Open jung-kim opened 8 years ago

jung-kim commented 8 years ago

Currently, ungit does manual animation via js, edges and nodes.

It is my understanding that it would be much more efficient to do animations via css. As a none front end dv, I want to make sure if this is a good idea and there is no objections against it.

cc @FredrikNoren

FredrikNoren commented 8 years ago

Honestly I don't remember all of the specifics of how the animations are done. It might be worth a try, if it's possible to do I definitely agree it's preferable to js animations

nicolaiskogheim commented 8 years ago

I don't know much about this tool, but I know it's fast. It is as fast as CSS but should be much easier to work with.

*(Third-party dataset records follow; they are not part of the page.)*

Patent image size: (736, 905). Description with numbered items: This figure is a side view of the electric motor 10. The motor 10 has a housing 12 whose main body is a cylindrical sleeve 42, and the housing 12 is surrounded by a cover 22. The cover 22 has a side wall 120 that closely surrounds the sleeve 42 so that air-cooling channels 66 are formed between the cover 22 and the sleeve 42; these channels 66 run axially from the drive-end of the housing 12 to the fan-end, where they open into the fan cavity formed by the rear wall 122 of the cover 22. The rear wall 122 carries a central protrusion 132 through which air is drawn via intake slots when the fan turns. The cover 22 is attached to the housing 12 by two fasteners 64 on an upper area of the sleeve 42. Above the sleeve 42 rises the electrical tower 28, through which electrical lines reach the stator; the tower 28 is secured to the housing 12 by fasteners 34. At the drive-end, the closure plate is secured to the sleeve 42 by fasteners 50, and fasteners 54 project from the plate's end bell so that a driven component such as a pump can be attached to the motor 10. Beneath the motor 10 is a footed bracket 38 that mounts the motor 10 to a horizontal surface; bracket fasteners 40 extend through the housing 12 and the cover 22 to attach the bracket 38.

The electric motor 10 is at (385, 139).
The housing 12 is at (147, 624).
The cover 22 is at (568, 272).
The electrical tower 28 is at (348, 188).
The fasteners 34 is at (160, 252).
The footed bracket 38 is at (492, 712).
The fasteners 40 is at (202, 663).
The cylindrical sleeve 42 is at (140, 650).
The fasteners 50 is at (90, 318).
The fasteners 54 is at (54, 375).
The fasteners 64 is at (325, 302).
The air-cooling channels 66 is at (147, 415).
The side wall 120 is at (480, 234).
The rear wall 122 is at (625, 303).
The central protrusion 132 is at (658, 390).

Check it out if you've got the time: http://greensock.com/gsap

"Cage match" between GSAP and CSS: https://greensock.com/transitions/

jung-kim commented 8 years ago

So I haven't had good experiences with any softwares that offers both free version and licensed version at the same time, possible exception of intelliJ. Not only that, gsap or famo.us isn't too convincing unless one were to do elaborate animations to me.

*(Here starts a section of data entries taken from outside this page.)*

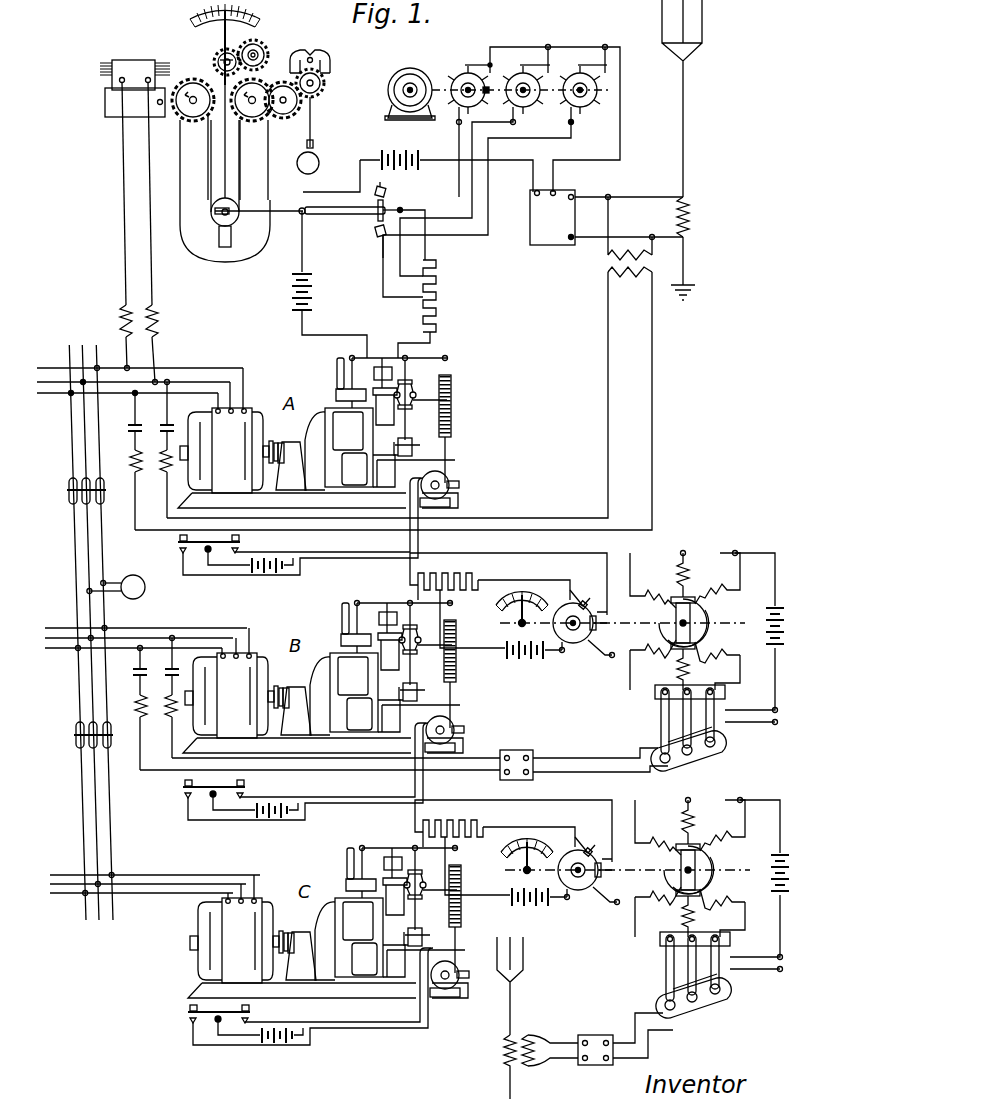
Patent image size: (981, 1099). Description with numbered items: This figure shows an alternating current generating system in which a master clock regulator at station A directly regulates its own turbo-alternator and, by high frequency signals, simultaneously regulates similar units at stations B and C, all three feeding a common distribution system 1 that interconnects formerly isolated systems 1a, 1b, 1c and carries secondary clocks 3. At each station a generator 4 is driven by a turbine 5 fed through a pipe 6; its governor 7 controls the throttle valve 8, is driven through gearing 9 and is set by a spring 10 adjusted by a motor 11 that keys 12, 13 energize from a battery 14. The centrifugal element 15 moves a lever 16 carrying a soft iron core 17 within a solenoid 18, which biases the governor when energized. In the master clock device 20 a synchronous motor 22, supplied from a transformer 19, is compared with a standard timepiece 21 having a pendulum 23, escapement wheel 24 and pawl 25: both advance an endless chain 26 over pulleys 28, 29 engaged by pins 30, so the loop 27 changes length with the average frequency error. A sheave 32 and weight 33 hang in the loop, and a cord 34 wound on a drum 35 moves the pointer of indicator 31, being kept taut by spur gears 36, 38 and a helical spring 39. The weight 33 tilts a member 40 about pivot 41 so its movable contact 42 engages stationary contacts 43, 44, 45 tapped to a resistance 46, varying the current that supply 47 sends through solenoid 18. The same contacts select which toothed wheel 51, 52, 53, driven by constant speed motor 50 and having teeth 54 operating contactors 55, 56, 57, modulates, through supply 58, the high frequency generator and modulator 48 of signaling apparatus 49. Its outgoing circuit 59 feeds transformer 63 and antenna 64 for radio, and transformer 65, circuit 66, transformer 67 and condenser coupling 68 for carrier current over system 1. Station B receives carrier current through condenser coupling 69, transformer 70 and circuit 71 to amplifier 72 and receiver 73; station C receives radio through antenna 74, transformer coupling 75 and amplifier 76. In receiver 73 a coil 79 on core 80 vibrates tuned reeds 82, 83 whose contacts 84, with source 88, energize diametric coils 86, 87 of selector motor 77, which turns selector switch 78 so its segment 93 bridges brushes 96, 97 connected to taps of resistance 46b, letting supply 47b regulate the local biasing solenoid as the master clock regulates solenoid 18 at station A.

The alternating current distribution system 1 is at (102, 544).
The isolated system 1a is at (140, 372).
The isolated system 1b is at (145, 630).
The isolated system 1c is at (154, 876).
The secondary clocks 3 is at (116, 595).
The alternating current generator 4 is at (229, 450).
The turbine 5 is at (354, 469).
The pipe 6 is at (335, 372).
The speed-governing device 7 is at (424, 402).
The throttle valve 8 is at (349, 438).
The gearing 9 is at (406, 457).
The spring 10 is at (452, 420).
The electric motor 11 is at (452, 490).
The key 12 is at (244, 541).
The key 13 is at (178, 545).
The battery 14 is at (263, 571).
The centrifugal element 15 is at (416, 390).
The lever 16 is at (440, 355).
The soft iron core 17 is at (385, 358).
The solenoid 18 is at (385, 384).
The transformer 19 is at (146, 343).
The master clock speed-regulating device 20 is at (320, 43).
The standard timepiece 21 is at (300, 100).
The synchronous motor 22 is at (135, 182).
The pendulum 23 is at (308, 135).
The escapement wheel 24 is at (322, 88).
The pawl 25 is at (322, 58).
The belt or chain 26 is at (178, 190).
The loop 27 is at (213, 173).
The driving pulley 28 is at (204, 128).
The driving pulley 29 is at (262, 122).
The pins 30 is at (196, 80).
The indicator 31 is at (215, 43).
The sheave 32 is at (217, 218).
The movable weight 33 is at (231, 236).
The cord 34 is at (228, 177).
The drum 35 is at (218, 58).
The spur gear 36 is at (260, 44).
The spur gear 38 is at (220, 52).
The helical spring 39 is at (259, 53).
The contact arm 40 is at (322, 216).
The pivot 41 is at (298, 216).
The movable contact 42 is at (372, 218).
The stationary contact 43 is at (371, 186).
The stationary contact 44 is at (394, 205).
The stationary contact 45 is at (375, 241).
The resistance 46 is at (435, 283).
The resistance 46b is at (445, 572).
The source of supply 47 is at (329, 314).
The source of supply 47b is at (525, 663).
The high frequency generator and modulator 48 is at (552, 217).
The rotary contact device 49 is at (526, 108).
The constant speed motor 50 is at (396, 74).
The toothed wheel 51 is at (473, 131).
The toothed wheel 52 is at (512, 137).
The toothed wheel 53 is at (545, 146).
The teeth 54 is at (455, 75).
The contactor 55 is at (477, 59).
The contactor 56 is at (535, 59).
The contactor 57 is at (592, 59).
The source of supply 58 is at (418, 162).
The outgoing circuit 59 is at (634, 206).
The transformer 63 is at (694, 248).
The antenna 64 is at (693, 98).
The transformer 65 is at (617, 237).
The circuit 66 is at (650, 397).
The transformer 67 is at (142, 490).
The condenser coupling 68 is at (151, 416).
The condenser coupling 69 is at (156, 666).
The transformer 70 is at (146, 732).
The circuit 71 is at (455, 773).
The amplifying apparatus 72 is at (510, 752).
The selective receiver 73 is at (690, 762).
The antenna 74 is at (521, 986).
The transformer coupling 75 is at (541, 1057).
The amplifier 76 is at (596, 1036).
The selector motor 77 is at (704, 623).
The selector switch 78 is at (569, 634).
The coil 79 is at (725, 755).
The core 80 is at (680, 772).
The vibratory reed 82 is at (718, 733).
The vibratory reed 83 is at (660, 705).
The contacts 84 is at (722, 700).
The coil 86 is at (652, 582).
The coil 87 is at (690, 570).
The source of supply 88 is at (764, 639).
The contact segment 93 is at (570, 598).
The brush 96 is at (608, 610).
The brush 97 is at (607, 649).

Ajedi32 commented 8 years ago

I've heard that for some more complex animations, certain JS libraries can actually perform better than CSS by doing optimizations (like recycling existing objects) that native CSS animations can't do. (Can't find the article I read at the moment, but it was really interesting.)

For simple transitions though CSS is really, really easy to use (in fact, you can pretty much just ignore it in your JS code most of the time) and performs quite well.

jung-kim commented 8 years ago

My understanding is same as @Ajedi32 as well. I personally don't see ungit using advanced animations that would be excelled by these js libraries, I think it is a best to stick with css.